Actu-juridique : Comment avez-vous accueilli cette loi, inspirée de l’exemple de notre voisin italien doté d’un tel arsenal législatif sur l’usage social des biens confisqués depuis 1996 ?

Fabrice Rizzoli : Ce combat dure depuis onze ans maintenant. Quand j’ai fini ma thèse sur les mafias italiennes en 2009, j’ai compris qu’il fallait vraiment être fou pour ne pas voir en l’Italie un pays « anti-mafia » – même si certains arrivent à ne percevoir que le côté « mafia ». Là-bas, tout a changé quand le « cartel d’associations » Libera a obtenu un million de signatures à sa pétition en 1996. Ce soutien populaire a été à l’initiative de la loi sur les biens confisqués à la mafia. Cette ONG a obtenu un financement européen et a mis en place un projet qui s’appelait Freedom Legality and rights in Europe (FLARE). Ses membres étaient très actifs en Italie. Ils ont estimé qu’il serait intéressant d’examiner la possibilité d’implanter des dispositifs similaires ailleurs en Europe, puisque la criminalité est de plus en plus globalisée et dépasse les frontières. Le projet FLARE a duré 5 ans. Quand les subventions européennes sont arrivés à terme, il a naturellement fallu créer l’association qui prendrait le relais sur le territoire français. C’est ainsi qu’est née Crim’HALT. En Italie, il existait déjà des dispositifs comme la confiscation et le statut de coopérateur de justice, mais le mécanisme italien me semblait important et plus efficace pour changer les mentalités.

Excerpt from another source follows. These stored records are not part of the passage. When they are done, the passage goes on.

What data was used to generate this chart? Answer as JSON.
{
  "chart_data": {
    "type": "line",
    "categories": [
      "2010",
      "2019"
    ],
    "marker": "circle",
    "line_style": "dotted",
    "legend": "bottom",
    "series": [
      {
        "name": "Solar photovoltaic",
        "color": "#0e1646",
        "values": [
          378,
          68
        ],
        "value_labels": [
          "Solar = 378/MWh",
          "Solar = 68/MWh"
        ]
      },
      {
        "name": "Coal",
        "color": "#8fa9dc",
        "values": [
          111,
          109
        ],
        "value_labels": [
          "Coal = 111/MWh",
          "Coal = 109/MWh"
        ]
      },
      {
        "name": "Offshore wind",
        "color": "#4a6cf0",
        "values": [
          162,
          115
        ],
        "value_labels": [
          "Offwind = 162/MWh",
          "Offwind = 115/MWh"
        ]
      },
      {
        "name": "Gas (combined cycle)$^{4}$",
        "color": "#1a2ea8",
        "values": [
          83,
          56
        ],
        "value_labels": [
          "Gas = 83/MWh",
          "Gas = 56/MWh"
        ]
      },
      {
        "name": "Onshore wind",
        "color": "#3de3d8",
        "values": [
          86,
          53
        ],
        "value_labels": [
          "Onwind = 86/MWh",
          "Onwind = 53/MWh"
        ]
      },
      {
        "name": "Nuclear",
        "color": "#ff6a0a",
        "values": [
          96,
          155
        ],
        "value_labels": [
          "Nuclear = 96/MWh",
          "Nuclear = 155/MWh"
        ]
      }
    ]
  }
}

AJ : En quoi réutiliser les biens confisqués dans un but social change-t-il davantage les mentalités justement ?

F.R. : Parce que le dispositif n’est pas seulement répressif. Quand on confisque, on retire, on punit. C’est bien. Mais quand on confisque, on punit et que l’État revend, finalement, pour vous et moi, cela ne change rien. Très bien, la villa du trafiquant de drogue a été saisie, très bien, les voitures du fils du dictateur de la Guinée Équatoriale ont été confisquées. Mais pour vous et moi, c’est le statu quo. On ne le voit pas donc cela ne peut pas vraiment influer sur nous. Ce qu’on a compris c’est qu’en Italie, quand on prend la villa du trafiquant, située au milieu de la ville et qu’on en fait un lieu utile socialement, les gens voient la différence. Quand ils ont des décisions à prendre, ils peuvent véritablement choisir : « est-ce que je choisis la loi du silence, de magouiller avec la mafia ou avec les impôts, puisque la mafia ne les paie pas ? » ou alors avoir des impacts concrets et améliorer la vie quotidienne. Si des jeunes sont susceptibles de décrocher un contrat de travail, de pouvoir souscrire à un prêt, obtenir un crédit, bénéficier de droits sociaux, ils seront mieux lotis que lorsqu’ils travaillaient auparavant dans l’agriculture aux mains de la mafia au sein de laquelle ils sont plus démunis. Ce qu’on a mesuré empiriquement — ce sont des données de science sociale, bien sûr — c’est que, de nos jours, les jeunes qui trouvent un travail dans l’agriculture saisonnière dans l’arrière pays de Palerme demandent un contrat de travail. Ils ne veulent plus travailler au noir sur un territoire confisqué. Cela produit un cercle vertueux. Il devient évident de faire du bio : on ne peut pas lutter contre la mafia et repartir sur du Monsanto.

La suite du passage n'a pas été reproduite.